Tribunal Administratif de Montreuil — Décision N° TA93-2500502

vendredi 17 janvier 2025

JuridictionTribunal Administratif de Montreuil
SectionTribunal Administratif de Montreuil
N° DossierTA93-2500502
TypeOrdonnance

Résumé IA

Le Tribunal administratif de Montreuil a rejeté la requête de Mme A, qui demandait le réexamen de son dossier relatif à une décision du préfet de la Seine-Saint-Denis du 29 novembre 2024, prise sur le fondement du décret n° 93-1362 du 30 décembre 1993. La requête a été jugée manifestement irrecevable car elle ne constituait pas un recours contre une décision, comme l'exige l'article R. 421-1 du code de justice administrative.
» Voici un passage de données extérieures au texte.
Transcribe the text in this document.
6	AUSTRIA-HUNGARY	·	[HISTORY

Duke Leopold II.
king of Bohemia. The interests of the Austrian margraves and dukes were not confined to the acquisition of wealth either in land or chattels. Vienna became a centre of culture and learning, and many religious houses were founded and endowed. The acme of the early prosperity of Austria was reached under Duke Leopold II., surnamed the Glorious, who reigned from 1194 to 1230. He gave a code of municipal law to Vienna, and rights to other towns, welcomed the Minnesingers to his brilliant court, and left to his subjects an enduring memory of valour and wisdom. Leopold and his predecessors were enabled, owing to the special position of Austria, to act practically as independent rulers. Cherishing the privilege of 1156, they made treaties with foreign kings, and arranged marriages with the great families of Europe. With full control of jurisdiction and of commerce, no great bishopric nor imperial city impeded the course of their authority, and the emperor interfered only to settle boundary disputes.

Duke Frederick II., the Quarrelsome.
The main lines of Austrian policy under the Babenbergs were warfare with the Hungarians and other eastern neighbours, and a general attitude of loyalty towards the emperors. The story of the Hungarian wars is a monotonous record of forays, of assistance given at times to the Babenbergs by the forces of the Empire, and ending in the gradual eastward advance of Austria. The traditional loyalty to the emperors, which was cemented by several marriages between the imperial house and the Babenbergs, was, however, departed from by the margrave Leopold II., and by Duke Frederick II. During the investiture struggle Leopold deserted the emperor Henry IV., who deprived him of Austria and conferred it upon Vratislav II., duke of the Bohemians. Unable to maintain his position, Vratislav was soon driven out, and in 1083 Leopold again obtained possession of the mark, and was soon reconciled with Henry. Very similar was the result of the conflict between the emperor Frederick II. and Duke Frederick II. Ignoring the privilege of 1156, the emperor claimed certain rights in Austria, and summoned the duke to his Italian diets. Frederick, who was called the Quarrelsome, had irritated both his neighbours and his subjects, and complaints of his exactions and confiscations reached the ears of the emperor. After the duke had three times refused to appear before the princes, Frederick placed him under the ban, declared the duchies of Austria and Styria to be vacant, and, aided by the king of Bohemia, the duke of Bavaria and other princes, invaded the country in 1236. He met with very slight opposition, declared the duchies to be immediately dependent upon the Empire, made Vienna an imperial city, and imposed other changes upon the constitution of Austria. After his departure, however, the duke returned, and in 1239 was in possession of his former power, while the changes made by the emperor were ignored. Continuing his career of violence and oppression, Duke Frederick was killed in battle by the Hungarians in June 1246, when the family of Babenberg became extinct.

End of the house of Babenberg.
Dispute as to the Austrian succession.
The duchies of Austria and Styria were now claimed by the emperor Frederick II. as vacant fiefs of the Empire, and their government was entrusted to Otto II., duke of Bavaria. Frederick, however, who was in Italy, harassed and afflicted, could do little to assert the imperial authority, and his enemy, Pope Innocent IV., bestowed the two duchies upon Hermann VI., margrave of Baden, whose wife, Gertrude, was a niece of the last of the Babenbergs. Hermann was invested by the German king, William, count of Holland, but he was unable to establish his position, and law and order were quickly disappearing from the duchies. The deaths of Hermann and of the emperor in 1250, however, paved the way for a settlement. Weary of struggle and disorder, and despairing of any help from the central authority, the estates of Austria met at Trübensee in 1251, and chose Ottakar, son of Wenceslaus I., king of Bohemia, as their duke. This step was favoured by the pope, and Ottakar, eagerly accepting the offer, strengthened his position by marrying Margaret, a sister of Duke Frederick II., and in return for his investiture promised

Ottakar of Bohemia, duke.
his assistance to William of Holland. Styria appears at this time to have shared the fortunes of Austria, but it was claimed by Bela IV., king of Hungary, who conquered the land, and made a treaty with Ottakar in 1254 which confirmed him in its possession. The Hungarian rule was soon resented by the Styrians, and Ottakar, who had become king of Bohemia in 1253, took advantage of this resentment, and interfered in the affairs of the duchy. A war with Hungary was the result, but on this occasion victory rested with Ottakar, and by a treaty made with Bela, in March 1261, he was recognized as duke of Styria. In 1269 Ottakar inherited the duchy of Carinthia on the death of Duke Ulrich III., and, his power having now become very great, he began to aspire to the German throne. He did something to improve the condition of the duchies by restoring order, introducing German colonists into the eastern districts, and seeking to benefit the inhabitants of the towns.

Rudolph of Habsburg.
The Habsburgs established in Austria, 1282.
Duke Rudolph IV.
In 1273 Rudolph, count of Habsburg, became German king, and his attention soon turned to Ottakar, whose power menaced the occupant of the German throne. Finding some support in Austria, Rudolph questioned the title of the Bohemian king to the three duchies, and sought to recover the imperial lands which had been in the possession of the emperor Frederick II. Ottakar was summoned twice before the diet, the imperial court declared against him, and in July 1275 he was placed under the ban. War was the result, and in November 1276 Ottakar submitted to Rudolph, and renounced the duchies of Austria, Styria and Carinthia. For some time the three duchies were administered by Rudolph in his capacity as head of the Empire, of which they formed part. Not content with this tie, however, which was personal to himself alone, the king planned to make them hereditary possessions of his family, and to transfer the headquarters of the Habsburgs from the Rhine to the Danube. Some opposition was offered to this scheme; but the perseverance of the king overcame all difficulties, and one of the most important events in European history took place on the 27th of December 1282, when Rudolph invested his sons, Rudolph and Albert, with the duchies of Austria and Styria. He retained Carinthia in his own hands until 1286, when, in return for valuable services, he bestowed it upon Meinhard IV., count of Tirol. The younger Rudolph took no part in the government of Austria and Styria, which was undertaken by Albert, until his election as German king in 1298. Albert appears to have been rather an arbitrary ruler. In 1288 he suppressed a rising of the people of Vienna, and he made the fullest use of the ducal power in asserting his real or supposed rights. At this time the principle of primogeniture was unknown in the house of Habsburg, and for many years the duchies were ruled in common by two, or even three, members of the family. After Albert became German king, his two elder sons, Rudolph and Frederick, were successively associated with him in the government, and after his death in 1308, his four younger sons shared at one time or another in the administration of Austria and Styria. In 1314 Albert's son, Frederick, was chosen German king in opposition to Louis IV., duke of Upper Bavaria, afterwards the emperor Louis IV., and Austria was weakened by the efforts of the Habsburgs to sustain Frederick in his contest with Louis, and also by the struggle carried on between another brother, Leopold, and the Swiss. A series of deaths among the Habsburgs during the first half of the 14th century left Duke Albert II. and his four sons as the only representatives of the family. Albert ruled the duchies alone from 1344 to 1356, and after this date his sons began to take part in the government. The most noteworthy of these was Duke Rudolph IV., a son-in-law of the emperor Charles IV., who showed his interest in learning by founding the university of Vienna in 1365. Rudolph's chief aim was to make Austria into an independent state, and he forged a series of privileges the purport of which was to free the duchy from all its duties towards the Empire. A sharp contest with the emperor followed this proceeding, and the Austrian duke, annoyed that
En application du 4° de l'article R. 222-1 du même code, la présidente du tribunal a prononcé le rejet par ordonnance, sans instruction ni audience.

Texte intégral

Vu la procédure suivante :

Par une requête enregistrée le 12 janvier 2025, Mme B A demande au tribunal " de bien vouloir réexaminer [son] dossier ".

Vu les autres pièces du dossier.

Vu :

- le décret n° 93-1362 du 30 décembre 1993 relatif aux déclarations de nationalité, aux décisions de naturalisation, de réintégration, de perte, de déchéance et de retrait de la nationalité française ;

- le code de justice administrative.

Considérant ce qui suit :

1. Selon le 4° de l'article R. 222-1 du code de justice administrative, les présidents des tribunaux administratifs peuvent, par ordonnance, " rejeter les requêtes manifestement irrecevables, lorsque la juridiction n'est pas tenue d'inviter leur auteur à les régulariser () ". Cette procédure ne nécessite ni instruction contradictoire préalable, ni convocation d'une audience.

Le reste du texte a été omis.